My online series of articles is focused on the need for businesses to “get serious” about their approach to developing enterprise business intelligence (BI) and data warehouse (DW) capability. When pursuing this capability it is important to adopt a holistic view, followed by disciplined investment and execution. To develop the future vision for this capability, one should consider seven interrelated areas:

  1. Strategy
  2. People
  3. Process
  4. Metrics
  5. Applications
  6. Data
  7. Architecture

This column explores the key considerations of the Architecture focus area.


“A doctor can bury his mistakes but an architect can only advise his clients to plant vines.” - Frank Lloyd Wright


I’m now writing my 11th article about the things that need to be considered in order to establish and execute a strong enterprise BI/DW capability within a company, but this is the first article focused on technology. This may come as a surprise that I’ve managed to avoid “tool talk” all this time. This is not meant to indicate that tools are not important to the success of a BI program, rather it indicates that they are only one piece of the overall puzzle. Unfortunately, some IT people and business people put so much emphasis on tools that they ignore all of the other things that can ensure success in their BI endeavors.


Take a Look at Your Footprint


In many companies, it is common to find BI solutions within IT and/or business groups that use a variety of competing tools. It’s also common to find that tools that are important to success are actually missing from the picture. As with most things that impede success in enterprise BI, these technology footprint issues are typically caused by siloed thinking and funding occurring out of context with any long term vision.


Having multiple competing tools that provide basically the same functionality presents several challenges:


  • User communities overlap. When the redundant tools are user facing - like reporting tools or OLAP tools, as each BI solution’s user community grows users will find that the user communities will begin to overlap. When this happens, the end users will start to become frustrated that they have to learn to use so many different tools. It will also result in less productive use of these tools by the end users due to the learning curves.
  • Overall company software costs will be higher due to the purchases of the redundant software plus the ongoing software maintenance costs. Additionally, the software is typically more expensive on a per user basis when purchasing in smaller volumes.
  • Overall company hardware costs are higher due to the need to run the software on different servers
  • Overall labor costs for support are typically higher because you end up having more people supporting the redundant software tools and BI applications than you would if you had a narrower footprint.
  • Overall labor costs for new development are typically higher because you end up needing to have more people in order to provide development coverage for the multiple tools. It also makes for less effective utilization of these people, since there may not always be enough work to keep each of the many “tool experts” busy. Or worse you may end up finding new projects for people to do - just to justify someone’s existence - even if that new project really isn’t important in the grand scheme of things.
  • Managing security is difficult. A more subtle, but also important consequence of having multiple competing tools is that it becomes very difficult to manage security in any common way. For example, it would be very difficult for a “data owner” to determine who has access to their data because it may be distributed through multiple reporting or OLAP tools that each have their own security authorization method, thereby reducing people’s trust in the collection of BI applications.

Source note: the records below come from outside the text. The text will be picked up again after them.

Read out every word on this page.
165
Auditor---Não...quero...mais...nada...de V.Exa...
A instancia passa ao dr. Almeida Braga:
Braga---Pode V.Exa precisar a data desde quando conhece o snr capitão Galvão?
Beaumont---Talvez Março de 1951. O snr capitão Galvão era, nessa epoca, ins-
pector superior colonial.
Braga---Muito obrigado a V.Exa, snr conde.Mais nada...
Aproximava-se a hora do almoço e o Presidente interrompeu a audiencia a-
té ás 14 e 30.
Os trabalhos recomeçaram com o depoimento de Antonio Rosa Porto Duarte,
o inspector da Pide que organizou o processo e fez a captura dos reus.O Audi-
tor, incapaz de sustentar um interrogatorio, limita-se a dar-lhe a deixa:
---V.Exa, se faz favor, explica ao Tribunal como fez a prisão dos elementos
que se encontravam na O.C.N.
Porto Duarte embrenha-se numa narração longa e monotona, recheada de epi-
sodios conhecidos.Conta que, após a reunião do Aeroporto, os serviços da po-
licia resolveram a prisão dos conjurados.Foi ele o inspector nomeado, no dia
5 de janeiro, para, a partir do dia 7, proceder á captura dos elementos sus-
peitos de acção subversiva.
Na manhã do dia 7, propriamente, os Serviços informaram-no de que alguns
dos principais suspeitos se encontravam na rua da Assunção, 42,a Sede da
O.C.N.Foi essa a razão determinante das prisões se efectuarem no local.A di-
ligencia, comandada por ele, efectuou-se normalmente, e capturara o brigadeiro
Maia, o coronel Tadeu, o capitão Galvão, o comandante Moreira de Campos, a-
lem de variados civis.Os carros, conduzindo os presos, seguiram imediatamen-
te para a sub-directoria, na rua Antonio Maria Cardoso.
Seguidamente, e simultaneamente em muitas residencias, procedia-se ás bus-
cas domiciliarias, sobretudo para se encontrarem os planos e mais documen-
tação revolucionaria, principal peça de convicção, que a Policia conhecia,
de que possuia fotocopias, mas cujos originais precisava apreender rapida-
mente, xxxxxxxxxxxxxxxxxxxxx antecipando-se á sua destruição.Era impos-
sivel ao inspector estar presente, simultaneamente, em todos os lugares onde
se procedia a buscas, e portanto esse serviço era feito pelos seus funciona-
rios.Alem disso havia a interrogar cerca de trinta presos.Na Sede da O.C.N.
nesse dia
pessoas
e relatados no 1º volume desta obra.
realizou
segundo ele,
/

Having gaps in your architecture and your “box of tools” also presents challenges. When lacking the right tool for the job, people will tend to compensate by using tools that were never meant for that purpose. This can cause problems such as:


·      When a BI application needs to be scaled to a larger number of users or larger data volumes than the retrofitted tools can support

·      When business needs change and the tools used to create the original solution are not flexible enough to support the change and end up having to go back to the drawing board.

·      Usually when people are “making do” with a tool that isn’t fit for the job they end up spending more money in labor time than the tool would have cost in the first place to get the same job done.


Pick Some Standards and Stick with Them


If you are having any of these technology footprint challenges, the recommendation would be to first try to standardize on one tool for each of the primary categories of BI software that you need.


The most basic types of tools needed to be successful in BI/DW include things such as:


  • Relational DBMS,
  • Data modeling tool,
  • ETL tool, and
  • Relational Reporting tool.

The next step up in capabilities would include things like:


  • Multidimensional OLAP DBMS,
  • OLAP User Interface tool, and
  • Dashboard/Scorecard tool.

More advanced capabilities would be provided by these types of tools:


  • Data Profiling tool,
  • Data Cleansing tool, and
  • Master Data Management tool.

Additionally, it’s a good idea to avoid the tendency to join the “tool of the month club.” IT and business teams can slip into a pattern of constantly evaluating new tools when the current tools are - for the most part - getting the job done. In my experience all tools have some tradeoffs that you end up having to get used to, but the solution doesn’t usually need to be getting a new tool, because the new tools are going to have their own issues too. Switching tools should be done with a careful understanding of the impact on existing applications, the costs of software, hardware, and training, and the potential inefficiencies of users and developers.